Here is how you can reproduce this issue on your machine:

## Reproduction Steps

1. Follow getting started guide on these platforms.
2. Failed download of crypto_prices-USDT_BTC.csv occurs due to any number of reasons
3. Every subsequent run will fail.
...

## What steps have you taken to resolve this already?
I have confirmed that this works as expected on Debian Linux. Confirmed that it failed on these two platforms for both py2 and py3. Other users have confirmed the same behavior on MacOS in Slack #dev
lacabra commented 7 years ago

Adding more information about this issue: the file that holds the benchmark (~/.catalyst/data/USDT_BTC_benchmark.csv) is empty

ScottStevenson commented 7 years ago

Exact same issue here. I believe Zipline (which this is based on) had a similar issue when I tried to use it - due to either Google Finance or Yahoo Finance shutting down an API?
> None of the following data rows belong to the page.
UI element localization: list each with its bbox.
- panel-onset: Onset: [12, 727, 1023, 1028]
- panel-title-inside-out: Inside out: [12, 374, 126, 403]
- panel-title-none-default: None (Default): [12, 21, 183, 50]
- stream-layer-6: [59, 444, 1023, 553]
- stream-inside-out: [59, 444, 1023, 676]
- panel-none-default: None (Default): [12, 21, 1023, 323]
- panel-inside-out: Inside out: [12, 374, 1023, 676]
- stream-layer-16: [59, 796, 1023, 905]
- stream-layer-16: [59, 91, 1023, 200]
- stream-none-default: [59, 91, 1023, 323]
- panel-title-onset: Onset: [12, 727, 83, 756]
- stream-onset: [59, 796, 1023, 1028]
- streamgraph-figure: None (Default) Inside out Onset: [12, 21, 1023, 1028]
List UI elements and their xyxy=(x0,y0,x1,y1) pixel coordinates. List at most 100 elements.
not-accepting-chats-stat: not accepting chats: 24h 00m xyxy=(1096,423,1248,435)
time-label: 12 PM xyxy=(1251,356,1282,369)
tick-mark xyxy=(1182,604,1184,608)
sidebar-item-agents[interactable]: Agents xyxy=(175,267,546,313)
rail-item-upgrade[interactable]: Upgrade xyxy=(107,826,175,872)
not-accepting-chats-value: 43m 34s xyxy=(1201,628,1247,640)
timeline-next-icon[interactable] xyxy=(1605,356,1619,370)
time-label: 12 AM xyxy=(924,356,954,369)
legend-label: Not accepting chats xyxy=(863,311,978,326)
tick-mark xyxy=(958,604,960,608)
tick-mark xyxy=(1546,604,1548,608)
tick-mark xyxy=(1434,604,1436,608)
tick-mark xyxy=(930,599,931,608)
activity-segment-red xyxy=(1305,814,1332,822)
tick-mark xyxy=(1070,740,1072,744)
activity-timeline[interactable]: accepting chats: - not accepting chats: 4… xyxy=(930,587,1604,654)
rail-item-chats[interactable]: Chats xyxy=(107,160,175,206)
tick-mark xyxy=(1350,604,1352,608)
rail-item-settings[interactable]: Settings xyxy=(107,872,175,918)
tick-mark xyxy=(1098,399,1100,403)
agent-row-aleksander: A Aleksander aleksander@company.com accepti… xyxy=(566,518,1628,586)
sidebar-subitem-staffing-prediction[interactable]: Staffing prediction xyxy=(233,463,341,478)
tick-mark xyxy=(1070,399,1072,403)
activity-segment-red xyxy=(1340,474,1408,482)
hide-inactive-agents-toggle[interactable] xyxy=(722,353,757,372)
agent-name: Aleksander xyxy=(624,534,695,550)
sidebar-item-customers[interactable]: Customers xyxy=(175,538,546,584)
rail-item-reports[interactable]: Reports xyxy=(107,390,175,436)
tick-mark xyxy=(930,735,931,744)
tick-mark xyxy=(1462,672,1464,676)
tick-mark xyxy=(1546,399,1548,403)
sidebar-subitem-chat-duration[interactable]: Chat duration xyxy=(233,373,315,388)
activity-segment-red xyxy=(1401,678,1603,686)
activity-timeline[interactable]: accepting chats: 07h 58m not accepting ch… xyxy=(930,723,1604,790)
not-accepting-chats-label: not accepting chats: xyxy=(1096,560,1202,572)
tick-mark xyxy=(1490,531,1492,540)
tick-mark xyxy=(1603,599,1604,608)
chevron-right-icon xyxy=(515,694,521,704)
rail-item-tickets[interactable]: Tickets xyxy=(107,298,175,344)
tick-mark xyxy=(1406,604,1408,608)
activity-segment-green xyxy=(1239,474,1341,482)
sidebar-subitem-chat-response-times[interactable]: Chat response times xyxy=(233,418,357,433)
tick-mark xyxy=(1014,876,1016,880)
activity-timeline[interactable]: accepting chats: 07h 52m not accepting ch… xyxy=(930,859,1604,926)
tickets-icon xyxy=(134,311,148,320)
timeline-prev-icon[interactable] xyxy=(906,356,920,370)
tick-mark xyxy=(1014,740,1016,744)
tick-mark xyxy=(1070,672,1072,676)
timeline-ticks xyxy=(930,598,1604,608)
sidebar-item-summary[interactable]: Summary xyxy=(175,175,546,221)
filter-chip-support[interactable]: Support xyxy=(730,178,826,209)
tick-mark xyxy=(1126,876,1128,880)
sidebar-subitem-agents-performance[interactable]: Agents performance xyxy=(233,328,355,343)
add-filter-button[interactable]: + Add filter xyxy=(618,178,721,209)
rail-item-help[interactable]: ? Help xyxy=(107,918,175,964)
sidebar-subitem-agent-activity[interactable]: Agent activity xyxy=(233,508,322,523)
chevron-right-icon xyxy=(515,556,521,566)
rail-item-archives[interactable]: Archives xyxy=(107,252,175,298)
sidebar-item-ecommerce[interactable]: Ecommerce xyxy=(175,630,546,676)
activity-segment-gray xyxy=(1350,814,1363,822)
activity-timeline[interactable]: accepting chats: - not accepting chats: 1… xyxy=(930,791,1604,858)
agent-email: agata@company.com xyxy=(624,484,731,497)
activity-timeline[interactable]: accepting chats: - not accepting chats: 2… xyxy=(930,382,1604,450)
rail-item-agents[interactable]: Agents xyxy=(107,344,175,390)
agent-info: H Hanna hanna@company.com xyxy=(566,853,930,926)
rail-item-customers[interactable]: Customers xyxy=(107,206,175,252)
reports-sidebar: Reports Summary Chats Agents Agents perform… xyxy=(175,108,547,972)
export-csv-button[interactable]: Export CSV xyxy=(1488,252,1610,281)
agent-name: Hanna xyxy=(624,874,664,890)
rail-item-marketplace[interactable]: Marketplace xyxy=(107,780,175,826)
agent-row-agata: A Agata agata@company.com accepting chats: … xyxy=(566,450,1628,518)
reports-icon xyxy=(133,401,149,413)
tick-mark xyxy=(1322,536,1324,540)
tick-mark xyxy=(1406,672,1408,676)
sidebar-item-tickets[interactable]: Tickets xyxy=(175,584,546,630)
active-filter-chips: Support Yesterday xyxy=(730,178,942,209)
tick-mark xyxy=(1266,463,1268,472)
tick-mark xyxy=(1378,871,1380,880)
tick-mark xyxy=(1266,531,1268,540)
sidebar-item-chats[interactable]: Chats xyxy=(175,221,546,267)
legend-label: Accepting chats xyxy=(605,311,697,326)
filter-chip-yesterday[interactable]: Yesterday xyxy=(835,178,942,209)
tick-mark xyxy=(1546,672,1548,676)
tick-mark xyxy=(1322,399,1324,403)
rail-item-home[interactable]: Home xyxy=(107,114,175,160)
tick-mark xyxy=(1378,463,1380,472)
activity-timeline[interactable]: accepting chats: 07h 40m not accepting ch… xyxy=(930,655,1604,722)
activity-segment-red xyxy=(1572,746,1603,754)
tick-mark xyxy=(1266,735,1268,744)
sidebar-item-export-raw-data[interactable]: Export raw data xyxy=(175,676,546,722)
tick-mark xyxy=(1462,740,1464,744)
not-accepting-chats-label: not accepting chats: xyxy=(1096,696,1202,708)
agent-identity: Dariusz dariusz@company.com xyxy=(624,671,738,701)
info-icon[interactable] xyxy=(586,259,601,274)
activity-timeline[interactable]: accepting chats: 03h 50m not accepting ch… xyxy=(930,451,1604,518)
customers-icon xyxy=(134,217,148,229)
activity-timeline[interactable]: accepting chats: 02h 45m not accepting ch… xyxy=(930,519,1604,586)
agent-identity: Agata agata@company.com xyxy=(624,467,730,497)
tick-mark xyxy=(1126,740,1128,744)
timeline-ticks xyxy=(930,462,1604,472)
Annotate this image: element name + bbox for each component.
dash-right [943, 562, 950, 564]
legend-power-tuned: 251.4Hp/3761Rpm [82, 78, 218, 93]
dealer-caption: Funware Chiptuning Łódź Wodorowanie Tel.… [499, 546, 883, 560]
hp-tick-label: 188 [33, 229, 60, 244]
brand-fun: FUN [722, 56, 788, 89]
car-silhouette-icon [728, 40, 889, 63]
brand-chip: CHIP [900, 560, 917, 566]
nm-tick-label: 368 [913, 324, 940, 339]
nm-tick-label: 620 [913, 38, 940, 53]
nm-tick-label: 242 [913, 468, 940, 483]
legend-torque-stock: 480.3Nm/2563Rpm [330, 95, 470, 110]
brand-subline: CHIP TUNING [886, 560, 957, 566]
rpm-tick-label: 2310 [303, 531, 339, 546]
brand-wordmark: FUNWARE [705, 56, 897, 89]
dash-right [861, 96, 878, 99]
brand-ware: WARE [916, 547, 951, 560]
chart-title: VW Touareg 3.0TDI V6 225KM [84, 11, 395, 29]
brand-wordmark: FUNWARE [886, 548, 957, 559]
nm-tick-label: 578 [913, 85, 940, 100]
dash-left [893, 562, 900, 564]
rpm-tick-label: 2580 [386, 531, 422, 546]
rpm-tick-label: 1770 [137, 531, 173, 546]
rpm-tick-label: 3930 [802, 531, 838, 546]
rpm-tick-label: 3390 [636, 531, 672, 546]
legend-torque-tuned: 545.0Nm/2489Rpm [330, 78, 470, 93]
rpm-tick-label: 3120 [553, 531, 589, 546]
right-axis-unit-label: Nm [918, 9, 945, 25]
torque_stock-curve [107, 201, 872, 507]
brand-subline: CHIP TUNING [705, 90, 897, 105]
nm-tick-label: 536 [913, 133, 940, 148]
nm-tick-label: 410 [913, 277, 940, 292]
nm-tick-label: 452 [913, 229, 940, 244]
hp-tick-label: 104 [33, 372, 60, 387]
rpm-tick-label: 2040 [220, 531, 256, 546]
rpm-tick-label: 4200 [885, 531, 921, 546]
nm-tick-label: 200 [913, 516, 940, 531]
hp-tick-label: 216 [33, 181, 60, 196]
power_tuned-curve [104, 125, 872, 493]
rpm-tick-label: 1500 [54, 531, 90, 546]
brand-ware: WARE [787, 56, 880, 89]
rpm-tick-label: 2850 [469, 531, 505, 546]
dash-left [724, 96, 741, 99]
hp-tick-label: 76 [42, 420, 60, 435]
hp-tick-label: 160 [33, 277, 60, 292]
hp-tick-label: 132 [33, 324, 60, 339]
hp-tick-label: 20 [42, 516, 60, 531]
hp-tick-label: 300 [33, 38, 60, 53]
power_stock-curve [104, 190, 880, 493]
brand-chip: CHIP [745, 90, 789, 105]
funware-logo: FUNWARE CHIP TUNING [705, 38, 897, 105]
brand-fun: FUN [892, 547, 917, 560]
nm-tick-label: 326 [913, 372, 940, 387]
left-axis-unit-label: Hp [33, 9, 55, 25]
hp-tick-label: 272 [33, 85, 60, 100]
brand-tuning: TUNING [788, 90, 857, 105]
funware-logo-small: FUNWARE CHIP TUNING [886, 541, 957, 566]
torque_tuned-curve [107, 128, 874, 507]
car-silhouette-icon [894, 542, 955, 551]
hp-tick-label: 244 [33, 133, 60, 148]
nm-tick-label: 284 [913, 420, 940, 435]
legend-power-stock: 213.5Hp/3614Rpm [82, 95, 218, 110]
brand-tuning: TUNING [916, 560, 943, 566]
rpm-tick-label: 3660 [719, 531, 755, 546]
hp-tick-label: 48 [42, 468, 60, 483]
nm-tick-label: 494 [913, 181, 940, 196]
rterbush commented 7 years ago

This issue appears to be caused by failure of previous data handling ops. It can be worked around with the following procedure.

  1. Must use Python version 2.7.x due to some compatibility issues in file opens in curate/poloniex.py it appears.
  2. rm -rf /var/tmp/catalyst
  3. rm -rf ~/.catalyst
  4. catalyst ingest
  5. catalyst run ...

After chasing this around a bit, it seems that we are only checking for existence of files rather than whether the file has valid content before moving to next step of data curation.

rterbush commented 7 years ago

Changed the title of this issue since I have now recreated it on Linux.

If a catalyst run fails, it may leave an empty file in /var/tmp/catalyst/data/poloniex/crypto_prices-USDT_BTC.csv.

This empty file will prevent any future runs from succeeding. This appears to be because we are not handling an existing empty file error condition.

lacabra commented 7 years ago

Addressed in commit a01bcd538a31058d1c87c146d6137c495ae2da2e, which is part of 0.1.dev7 release: 20a98a32ca8ba60f295b05423e2afb93812e84bc in the master branch.